A little-known cerebration, Commonwealth Day is held on the second Monday of March, and marked by a service in Westminster Abbey attended by the Queen. Well, she is Head of the Commonwealth after all. The Queen delivers a message to other commonwealth nations throughout the world.
Although it’s not a public holiday, it does have official status in the UK.
The origins of Commonwealth Day
In 1904, Reginald Brabazon, an Earl, introduced the celebration to the UK ‘to nurture a sense of collective identity and imperial responsibility among young empire citizens’. As the youth of the day was the focus, school would dedicate morning lessons to remind children on their ‘mighty heritage.’ The flag would be venerated, and then children would be excused from school to take part in local events being held in their community.
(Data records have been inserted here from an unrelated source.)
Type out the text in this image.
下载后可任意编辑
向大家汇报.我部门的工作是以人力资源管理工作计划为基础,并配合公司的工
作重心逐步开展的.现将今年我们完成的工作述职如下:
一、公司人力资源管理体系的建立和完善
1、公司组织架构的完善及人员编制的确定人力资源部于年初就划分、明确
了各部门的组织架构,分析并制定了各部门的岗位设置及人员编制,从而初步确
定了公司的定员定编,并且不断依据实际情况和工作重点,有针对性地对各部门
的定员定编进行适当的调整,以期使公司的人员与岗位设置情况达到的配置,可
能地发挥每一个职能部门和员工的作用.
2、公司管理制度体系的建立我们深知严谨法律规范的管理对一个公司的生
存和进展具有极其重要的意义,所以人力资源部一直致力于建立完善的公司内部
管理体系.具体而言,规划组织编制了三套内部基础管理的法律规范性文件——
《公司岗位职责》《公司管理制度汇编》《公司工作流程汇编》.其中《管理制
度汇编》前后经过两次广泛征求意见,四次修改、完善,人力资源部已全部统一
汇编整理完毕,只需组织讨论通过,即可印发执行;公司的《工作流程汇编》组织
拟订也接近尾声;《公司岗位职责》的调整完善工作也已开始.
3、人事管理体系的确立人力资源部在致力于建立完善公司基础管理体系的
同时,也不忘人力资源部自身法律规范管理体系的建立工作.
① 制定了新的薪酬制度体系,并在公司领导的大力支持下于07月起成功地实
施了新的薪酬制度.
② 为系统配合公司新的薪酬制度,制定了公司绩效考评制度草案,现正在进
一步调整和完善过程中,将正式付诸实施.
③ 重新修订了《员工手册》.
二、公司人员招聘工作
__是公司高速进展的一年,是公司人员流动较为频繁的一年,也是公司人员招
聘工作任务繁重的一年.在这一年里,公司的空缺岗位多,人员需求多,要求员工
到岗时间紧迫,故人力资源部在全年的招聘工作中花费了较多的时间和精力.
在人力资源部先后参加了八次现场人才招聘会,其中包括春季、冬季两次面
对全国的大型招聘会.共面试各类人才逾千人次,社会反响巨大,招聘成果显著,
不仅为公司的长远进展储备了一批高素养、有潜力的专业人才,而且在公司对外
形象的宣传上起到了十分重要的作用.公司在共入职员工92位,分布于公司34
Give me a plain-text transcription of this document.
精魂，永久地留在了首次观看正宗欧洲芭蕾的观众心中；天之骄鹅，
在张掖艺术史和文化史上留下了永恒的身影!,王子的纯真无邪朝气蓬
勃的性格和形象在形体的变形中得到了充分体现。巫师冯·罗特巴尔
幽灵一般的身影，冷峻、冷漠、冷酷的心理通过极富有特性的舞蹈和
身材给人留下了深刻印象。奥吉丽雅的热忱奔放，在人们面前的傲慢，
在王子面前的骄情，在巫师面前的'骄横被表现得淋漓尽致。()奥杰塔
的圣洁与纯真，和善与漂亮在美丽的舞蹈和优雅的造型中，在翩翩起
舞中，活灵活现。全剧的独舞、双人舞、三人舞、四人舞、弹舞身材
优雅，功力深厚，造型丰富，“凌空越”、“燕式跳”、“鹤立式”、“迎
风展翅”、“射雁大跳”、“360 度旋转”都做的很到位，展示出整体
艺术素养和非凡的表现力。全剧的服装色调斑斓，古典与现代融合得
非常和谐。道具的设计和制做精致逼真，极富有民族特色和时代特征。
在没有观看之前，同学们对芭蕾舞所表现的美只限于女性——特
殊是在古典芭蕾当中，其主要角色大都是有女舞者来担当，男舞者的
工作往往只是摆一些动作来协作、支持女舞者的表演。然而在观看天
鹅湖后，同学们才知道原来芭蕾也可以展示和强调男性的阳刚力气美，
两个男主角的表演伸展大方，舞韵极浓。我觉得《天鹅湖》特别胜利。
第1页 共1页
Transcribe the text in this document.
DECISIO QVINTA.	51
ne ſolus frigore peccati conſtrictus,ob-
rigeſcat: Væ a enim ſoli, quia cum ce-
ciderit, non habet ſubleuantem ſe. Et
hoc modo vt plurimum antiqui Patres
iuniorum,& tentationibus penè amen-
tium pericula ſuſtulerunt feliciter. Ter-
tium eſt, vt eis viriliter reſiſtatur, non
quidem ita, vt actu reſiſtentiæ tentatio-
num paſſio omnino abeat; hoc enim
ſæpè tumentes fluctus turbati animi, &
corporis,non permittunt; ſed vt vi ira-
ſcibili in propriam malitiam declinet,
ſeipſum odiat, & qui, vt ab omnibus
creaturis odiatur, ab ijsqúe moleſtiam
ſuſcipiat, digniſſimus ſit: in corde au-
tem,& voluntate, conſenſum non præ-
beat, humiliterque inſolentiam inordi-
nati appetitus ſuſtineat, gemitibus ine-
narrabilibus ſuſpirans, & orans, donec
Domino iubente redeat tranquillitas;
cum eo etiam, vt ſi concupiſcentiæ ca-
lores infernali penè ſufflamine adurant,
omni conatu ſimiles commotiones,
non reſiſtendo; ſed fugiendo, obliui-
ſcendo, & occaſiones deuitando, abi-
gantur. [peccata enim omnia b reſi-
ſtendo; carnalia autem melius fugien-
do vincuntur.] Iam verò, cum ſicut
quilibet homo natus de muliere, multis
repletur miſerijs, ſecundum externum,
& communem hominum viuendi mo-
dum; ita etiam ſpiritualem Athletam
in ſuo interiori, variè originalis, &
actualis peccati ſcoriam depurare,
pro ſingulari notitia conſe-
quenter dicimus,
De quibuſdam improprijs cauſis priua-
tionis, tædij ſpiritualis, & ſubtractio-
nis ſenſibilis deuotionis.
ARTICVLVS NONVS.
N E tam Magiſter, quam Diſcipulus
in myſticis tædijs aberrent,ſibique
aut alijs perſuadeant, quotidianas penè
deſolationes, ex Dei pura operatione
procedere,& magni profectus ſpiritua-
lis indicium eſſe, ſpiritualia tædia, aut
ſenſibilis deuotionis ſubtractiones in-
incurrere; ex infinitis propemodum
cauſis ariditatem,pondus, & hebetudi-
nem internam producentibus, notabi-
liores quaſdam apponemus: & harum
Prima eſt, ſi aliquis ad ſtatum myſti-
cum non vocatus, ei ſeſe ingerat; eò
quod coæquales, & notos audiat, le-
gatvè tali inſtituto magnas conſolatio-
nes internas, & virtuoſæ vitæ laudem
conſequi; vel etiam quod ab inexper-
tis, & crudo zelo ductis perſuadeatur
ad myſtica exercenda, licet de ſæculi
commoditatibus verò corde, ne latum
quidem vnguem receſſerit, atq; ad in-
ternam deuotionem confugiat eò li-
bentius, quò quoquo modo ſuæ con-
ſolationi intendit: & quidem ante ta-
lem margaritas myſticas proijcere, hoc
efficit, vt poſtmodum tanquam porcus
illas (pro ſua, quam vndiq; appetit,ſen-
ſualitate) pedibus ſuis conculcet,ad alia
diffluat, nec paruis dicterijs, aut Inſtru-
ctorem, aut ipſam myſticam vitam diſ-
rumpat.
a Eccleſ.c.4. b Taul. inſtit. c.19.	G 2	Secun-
The day ended by lighting fireworks in back gardens or attending community bonfires. It gave the King’s people a chance to show their pride in being part of the British Empire.
After the devastation of World War II, however, the event fell into decline. In order to ramp up the people’s spirits the name was changed to Commonwealth Day in the winter of 1958.
The theme for 2015 is A Young Commonwealth. A new generation brings new ideas. The Commonwealth is a family of dynamic countries at the forefront of innovation, growth and contributing global value.
Facts about Commonwealth Day
The Commonwealth is a voluntary association of 53 states with a total population of 2.2 billion.
The word ‘commonwealth’ comes from ‘common weal’, a 16th-century term for the common wellbeing.
Lord Roseberry was the first to call the British Empire a ‘commonwealth of nations’ in 1884.
The Commonwealth had its origins in the British Empire but its latest members, Rwanda and Mozambique, were never part of the Empire.